Faktem jest, że nawet za życia Islama Karimowa w ogóle nie można było powiedzieć, że na szczeblu państwowym Uzbekistan jest dla Federacji Rosyjskiej „jedyny w swoim rodzaju”. Uzbekistan wycofał się z OUBZ, prezydent Karimow odmówił udziału w tworzeniu Zbiorowych Sił Szybkiego Reagowania OUBZ, zrezygnował z procesu integracji, który dziś doprowadził do powstania Eurazjatyckiej Unii Gospodarczej. Uzbekistan faktycznie ograniczył wszystkie główne kontakty z Federacją Rosyjską dotyczące współpracy wojskowo-technicznej.
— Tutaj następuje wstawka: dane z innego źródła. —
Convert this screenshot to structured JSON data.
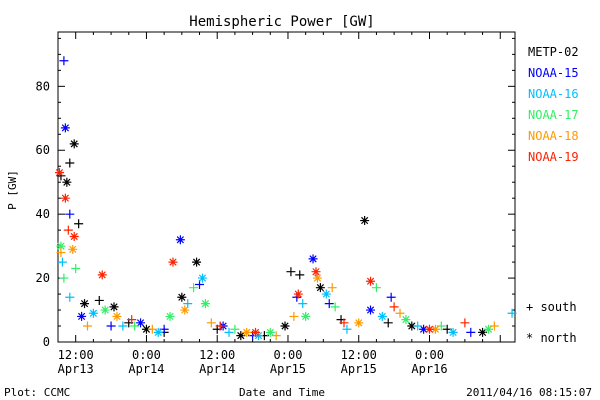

Oczywiście nie należy ignorować faktu, że stosunki między przywódcami Uzbekistanu i Stanów Zjednoczonych są w ostatnim czasie bardziej niż napięte. Wynika to częściowo z tłumienia buntu w Andiżanie, częściowo z ciągłych oświadczeń Departamentu Stanu o „łamaniu praw człowieka i obecności więźniów politycznych w Uzbekistanie”. Ale Rosja nie wykorzystała tego stanu rzeczy, przynajmniej do pełnej próby zbliżenia z Uzbekistanem.
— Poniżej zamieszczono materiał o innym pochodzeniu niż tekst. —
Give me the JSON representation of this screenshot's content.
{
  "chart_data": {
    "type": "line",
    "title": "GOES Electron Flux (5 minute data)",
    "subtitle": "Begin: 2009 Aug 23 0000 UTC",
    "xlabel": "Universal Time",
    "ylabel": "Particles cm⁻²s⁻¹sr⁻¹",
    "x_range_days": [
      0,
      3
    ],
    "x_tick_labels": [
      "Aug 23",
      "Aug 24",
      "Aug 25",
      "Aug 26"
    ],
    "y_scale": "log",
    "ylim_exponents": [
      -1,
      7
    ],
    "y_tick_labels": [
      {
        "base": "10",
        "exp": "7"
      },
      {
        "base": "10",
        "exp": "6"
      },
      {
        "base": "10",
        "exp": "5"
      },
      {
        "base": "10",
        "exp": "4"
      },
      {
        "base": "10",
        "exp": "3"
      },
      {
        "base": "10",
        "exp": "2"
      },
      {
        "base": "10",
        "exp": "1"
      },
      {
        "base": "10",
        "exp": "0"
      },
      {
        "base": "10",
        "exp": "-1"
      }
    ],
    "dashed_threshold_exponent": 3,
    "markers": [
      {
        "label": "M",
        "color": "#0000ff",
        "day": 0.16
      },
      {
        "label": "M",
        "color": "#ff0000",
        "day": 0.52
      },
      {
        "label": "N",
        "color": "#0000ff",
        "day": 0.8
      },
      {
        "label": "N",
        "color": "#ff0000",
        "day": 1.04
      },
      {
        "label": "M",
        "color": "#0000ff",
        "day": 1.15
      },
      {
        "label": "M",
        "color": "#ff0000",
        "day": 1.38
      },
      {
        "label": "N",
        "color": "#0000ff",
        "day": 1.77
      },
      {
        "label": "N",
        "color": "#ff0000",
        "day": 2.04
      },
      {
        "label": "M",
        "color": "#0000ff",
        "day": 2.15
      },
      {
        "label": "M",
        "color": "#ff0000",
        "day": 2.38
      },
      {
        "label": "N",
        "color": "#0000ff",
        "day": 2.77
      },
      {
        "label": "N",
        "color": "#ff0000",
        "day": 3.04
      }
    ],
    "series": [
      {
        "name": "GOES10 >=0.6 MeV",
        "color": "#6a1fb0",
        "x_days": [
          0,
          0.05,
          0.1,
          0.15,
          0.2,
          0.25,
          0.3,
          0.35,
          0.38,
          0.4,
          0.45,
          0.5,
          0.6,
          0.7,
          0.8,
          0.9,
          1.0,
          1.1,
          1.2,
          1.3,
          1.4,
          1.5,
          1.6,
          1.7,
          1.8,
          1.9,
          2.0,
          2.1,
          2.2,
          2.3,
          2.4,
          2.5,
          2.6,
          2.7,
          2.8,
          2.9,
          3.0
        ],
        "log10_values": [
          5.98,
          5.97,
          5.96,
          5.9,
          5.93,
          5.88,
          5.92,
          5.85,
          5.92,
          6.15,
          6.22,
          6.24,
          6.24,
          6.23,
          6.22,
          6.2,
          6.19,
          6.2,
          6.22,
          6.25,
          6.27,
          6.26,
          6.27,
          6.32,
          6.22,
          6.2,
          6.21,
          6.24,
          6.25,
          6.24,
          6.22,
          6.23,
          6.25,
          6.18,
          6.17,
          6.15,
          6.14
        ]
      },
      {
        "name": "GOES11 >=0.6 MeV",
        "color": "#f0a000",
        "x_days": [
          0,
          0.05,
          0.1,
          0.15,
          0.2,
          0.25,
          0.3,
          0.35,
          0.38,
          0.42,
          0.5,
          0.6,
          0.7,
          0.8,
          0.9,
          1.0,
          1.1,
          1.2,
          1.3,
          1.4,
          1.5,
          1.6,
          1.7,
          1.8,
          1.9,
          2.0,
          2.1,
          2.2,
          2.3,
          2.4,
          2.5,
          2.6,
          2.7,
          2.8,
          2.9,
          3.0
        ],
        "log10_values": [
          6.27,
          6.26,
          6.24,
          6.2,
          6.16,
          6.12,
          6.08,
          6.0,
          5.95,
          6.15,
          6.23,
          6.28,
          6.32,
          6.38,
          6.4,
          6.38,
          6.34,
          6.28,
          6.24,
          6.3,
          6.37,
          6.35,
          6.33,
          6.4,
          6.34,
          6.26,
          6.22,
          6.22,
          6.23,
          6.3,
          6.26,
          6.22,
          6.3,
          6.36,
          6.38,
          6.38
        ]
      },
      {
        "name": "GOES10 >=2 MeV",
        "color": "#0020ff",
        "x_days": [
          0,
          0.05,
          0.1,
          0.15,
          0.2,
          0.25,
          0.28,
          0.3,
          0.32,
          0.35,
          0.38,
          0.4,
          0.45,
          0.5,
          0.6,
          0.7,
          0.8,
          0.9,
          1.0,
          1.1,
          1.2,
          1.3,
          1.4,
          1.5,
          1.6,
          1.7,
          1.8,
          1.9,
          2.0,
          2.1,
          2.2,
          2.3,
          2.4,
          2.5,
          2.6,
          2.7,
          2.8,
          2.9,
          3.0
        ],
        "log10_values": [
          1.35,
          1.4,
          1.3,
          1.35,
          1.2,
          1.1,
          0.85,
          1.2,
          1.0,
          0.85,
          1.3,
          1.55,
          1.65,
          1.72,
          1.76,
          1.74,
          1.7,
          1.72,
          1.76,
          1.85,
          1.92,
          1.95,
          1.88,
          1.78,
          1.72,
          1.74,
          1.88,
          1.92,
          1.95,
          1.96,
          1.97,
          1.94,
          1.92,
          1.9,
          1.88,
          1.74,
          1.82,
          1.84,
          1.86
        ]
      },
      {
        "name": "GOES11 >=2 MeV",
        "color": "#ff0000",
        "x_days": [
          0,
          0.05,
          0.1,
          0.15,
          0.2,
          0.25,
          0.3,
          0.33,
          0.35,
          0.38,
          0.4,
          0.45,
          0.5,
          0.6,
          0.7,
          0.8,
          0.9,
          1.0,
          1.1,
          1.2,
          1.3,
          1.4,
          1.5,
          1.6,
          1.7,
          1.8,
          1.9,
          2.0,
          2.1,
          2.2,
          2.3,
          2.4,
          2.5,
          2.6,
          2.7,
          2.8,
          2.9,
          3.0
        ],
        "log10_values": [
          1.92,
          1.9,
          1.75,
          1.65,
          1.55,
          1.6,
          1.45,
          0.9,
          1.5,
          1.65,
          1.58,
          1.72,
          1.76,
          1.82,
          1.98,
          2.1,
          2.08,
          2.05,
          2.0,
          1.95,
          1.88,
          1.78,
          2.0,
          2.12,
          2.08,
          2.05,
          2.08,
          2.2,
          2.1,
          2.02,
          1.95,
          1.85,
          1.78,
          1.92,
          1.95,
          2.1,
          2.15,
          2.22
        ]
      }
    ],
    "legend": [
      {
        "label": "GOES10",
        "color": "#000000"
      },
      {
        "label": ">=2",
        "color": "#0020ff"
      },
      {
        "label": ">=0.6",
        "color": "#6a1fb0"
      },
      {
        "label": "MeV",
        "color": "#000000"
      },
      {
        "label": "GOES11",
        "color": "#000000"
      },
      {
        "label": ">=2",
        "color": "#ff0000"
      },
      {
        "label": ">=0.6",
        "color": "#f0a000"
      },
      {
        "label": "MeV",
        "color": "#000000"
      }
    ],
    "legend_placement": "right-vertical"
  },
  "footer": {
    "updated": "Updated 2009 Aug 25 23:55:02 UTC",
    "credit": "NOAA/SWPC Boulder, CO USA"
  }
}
Jednocześnie Taszkent ogłosił, że nie potrzebuje żadnych procesów integracyjnych ani ze Stanów Zjednoczonych, ani z Rosji, ponieważ naród uzbecki ma swoją własną drogę. Szkoda, że oficjalny Taszkent nie skomentował pytania, dlaczego skoro Uzbecy mają „swoją drogę”, setki tysięcy ich przedstawicieli są gotowe „zintegrować się” z Rosją w postaci ludzi szukających drogi o zatrudnienie i lepsze życie. Nie podróżują w takich „ilościach” ani do USA, ani do Chin, ale do Rosji - ile chcą. Z jakiegoś powodu nasze oficjalne władze nie wykorzystują tego czynnika w swojej polityce zagranicznej wobec Uzbekistanu, choć tu jest o czym rozmawiać, a sprawa jest znacznie szersza niż podaż uzbeckich rodzynek…
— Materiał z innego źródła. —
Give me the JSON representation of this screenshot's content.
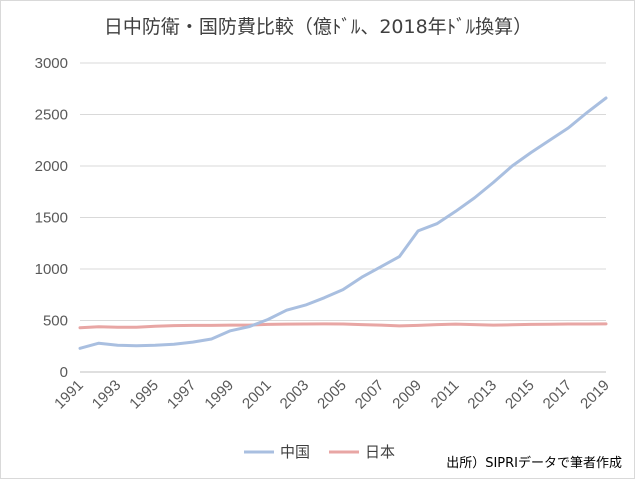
{
  "chart_data": {
    "type": "line",
    "title": "日中防衛・国防費比較（億ﾄﾞﾙ、2018年ﾄﾞﾙ換算）",
    "x": [
      1991,
      1992,
      1993,
      1994,
      1995,
      1996,
      1997,
      1998,
      1999,
      2000,
      2001,
      2002,
      2003,
      2004,
      2005,
      2006,
      2007,
      2008,
      2009,
      2010,
      2011,
      2012,
      2013,
      2014,
      2015,
      2016,
      2017,
      2018,
      2019
    ],
    "x_tick_labels": [
      "1991",
      "1993",
      "1995",
      "1997",
      "1999",
      "2001",
      "2003",
      "2005",
      "2007",
      "2009",
      "2011",
      "2013",
      "2015",
      "2017",
      "2019"
    ],
    "ylim": [
      0,
      3000
    ],
    "y_ticks": [
      0,
      500,
      1000,
      1500,
      2000,
      2500,
      3000
    ],
    "grid": true,
    "legend_position": "bottom",
    "series": [
      {
        "name": "中国",
        "color": "#a9bfe0",
        "values": [
          230,
          280,
          260,
          255,
          260,
          270,
          290,
          320,
          400,
          440,
          510,
          600,
          650,
          720,
          800,
          920,
          1020,
          1120,
          1370,
          1440,
          1560,
          1690,
          1840,
          2000,
          2130,
          2250,
          2370,
          2520,
          2660
        ]
      },
      {
        "name": "日本",
        "color": "#e8a6a4",
        "values": [
          430,
          440,
          435,
          435,
          445,
          450,
          452,
          452,
          455,
          455,
          462,
          465,
          466,
          467,
          466,
          460,
          455,
          448,
          452,
          460,
          465,
          460,
          455,
          458,
          462,
          464,
          466,
          466,
          467
        ]
      }
    ],
    "source_note": "出所）SIPRIデータで筆者作成"
  }
}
Ale czy nie jest już za późno na aktywne negocjacje, uwzględniające wzajemne interesy? Czy jest czas i przestrzeń, aby doprowadzić integrację naprawdę do poziomu jakościowego?
Dziś Władimir Putin przybywa do Uzbekistanu, aby uczcić pamięć Islama Karimowa. Ale wciąż w tej chwili można odnieść wrażenie, że w zasadzie oczekujemy „pogody nad morzem”, zastanawiając się, kto jest bardziej korzystny dla Rosji u steru Uzbekistanu iz kim się „zaprzyjaźnić”. I to pomimo tego, że początkowo można było działać w taki sposób, aby każdy wybór sprzyjał stosunkom rosyjsko-uzbeckim.
- Wołodin Aleksiej
- http://nuz.uz
Zapisz się i bądź na bieżąco z najświeższymi wiadomościami i najważniejszymi wydarzeniami dnia.